Bouseman explained that the interactive “show” is broken down into several rooms (24 in total), and that each person’s experience will be different; something of a “choose your own adventure” story. One person might be forced into awkward situations, be stripped naked (save for a bag over their head) and paraded around via dog leash through crowds of ornery onlookers slinging boiled pasta at them. Another person may experience the terror of applying for a job that they’re simply not qualified for, and every poorly worded answer will earn them an hour of forced anal sex, followed by having their mouth spit into.
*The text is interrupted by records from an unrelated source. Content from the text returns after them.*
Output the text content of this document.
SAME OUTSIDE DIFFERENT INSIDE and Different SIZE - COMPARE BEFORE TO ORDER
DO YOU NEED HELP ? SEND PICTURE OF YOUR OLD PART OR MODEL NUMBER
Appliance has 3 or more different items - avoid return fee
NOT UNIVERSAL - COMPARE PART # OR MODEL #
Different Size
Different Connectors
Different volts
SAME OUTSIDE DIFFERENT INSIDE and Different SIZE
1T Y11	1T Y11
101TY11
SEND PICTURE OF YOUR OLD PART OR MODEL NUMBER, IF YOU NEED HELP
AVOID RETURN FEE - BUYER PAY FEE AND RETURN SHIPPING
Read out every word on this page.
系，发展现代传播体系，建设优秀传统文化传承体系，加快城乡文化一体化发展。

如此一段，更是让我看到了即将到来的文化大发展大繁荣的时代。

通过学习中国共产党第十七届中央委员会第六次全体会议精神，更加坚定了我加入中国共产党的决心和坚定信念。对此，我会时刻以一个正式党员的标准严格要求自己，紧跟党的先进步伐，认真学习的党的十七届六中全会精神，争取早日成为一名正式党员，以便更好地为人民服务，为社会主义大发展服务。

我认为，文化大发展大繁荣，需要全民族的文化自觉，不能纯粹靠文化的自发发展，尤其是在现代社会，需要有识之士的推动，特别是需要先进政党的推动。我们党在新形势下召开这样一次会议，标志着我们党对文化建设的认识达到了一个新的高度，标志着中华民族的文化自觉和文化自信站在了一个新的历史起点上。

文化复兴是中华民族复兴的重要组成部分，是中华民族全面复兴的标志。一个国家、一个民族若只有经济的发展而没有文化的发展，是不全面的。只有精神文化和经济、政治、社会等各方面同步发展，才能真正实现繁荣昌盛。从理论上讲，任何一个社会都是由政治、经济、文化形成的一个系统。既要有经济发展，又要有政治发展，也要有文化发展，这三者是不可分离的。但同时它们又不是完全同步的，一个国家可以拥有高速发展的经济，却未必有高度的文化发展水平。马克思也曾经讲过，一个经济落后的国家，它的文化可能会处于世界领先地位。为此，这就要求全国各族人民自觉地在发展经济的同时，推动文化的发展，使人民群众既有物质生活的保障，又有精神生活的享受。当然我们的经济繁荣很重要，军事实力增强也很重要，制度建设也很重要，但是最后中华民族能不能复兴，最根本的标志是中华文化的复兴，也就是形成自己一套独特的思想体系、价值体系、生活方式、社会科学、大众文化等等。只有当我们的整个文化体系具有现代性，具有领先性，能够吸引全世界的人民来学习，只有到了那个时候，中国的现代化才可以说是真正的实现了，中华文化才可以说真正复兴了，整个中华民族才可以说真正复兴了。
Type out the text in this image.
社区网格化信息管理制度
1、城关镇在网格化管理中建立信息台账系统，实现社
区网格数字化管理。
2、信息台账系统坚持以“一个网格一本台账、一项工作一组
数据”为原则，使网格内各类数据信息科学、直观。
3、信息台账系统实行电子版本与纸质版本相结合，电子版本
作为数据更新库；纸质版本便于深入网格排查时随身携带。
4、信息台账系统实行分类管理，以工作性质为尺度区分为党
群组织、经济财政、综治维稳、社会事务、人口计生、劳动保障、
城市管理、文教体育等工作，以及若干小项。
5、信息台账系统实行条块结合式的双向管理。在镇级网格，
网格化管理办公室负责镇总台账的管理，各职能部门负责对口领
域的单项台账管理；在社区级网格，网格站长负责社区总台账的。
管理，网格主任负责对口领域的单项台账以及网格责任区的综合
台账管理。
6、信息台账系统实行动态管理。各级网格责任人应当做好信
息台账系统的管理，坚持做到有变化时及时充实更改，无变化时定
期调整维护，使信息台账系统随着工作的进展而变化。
“It’s not horror in the sense of a shitty Halloween movie,” says Bouseman. “It’s the terror of awkward everyday situations with the possibility of violent anal sex.”
The reviews from the preliminary private showings have all been positive, which has led other producers to try and follow in the footsteps of Bouseman. Disney has already thrown around several ideas aimed at younger crowds to include interactive Beauty and the Beast, where hideously misshapen boys can live out their fantasy of being loved by an attractive woman, and an Aladdin experience, which grants you three wishes from an androgynous genie. Disney believes its biggest hit will be The Peter Pan Experience¸ where young boys and girls will pretend to save their friends while flying around as an eternally young, effeminate homosexual.
J.J. Abrams has also expressed interest in this new form of interactive entertainment, and plans on revitalizing his ground-breaking Lost television show with The Lost Experience. The Lost Experience will crash an airplane full of paying customers on a mystical island and pit the “survivors” (i.e. randomly chosen customers to progress through the “story”) against time-lost incarnations of pure darkness and World War I rifle wielding locals claiming to be part of the DHARMA Initiative. Fans of the show will get to relive the experiences of their favorite characters, or be cast as an unseen extra – you know, that guy that always shows up when one of the more important characters returns to hug them, and then goes about his business, shucking husks off coconuts, or whatever the fuck he was doing.
The adult entertainment business already has its claws in the up-and-coming form of media with interactive experiences lined up to release late in the winter. Already, many are lining up to purchase passes for several of the experiences. The most popular among them are: Blinding Bukkake: A Cumshot Odyssey, which is pretty self-explanatory, Ron Jeremy’s Hedgehog Romance, which is an interactive tale of sex with fat, hairy, porcupine-cocked men, and A Day in the Life of Chasey Lain’s Vagina, where the customer is penetrated repeatedly by several hundred odd-shaped cocks for hours on end.
Tickets for The Tension Experience: Ascension are on sale now, and are expected to sell like hot cakes.
In Other News:
An 84 year old woman was pepper sprayed in Muskogee, Oklahoma, after harboring her fugitive grandson. When police busted the door down to the man’s home, his grandmother came out and flashed her weathered, wrinkly old tits at the officers.
“They looked like a couple of week-old fried eggs hanging from rusty nails,” gagged Jim Halliwax, the officer who subdued the elderly woman.
When officers counted down from 10 (three times, because the old bat forgot her hearing aids), they opened fire with non-lethal pepper spray. Investigation of the matter and all of the facts is ongoing.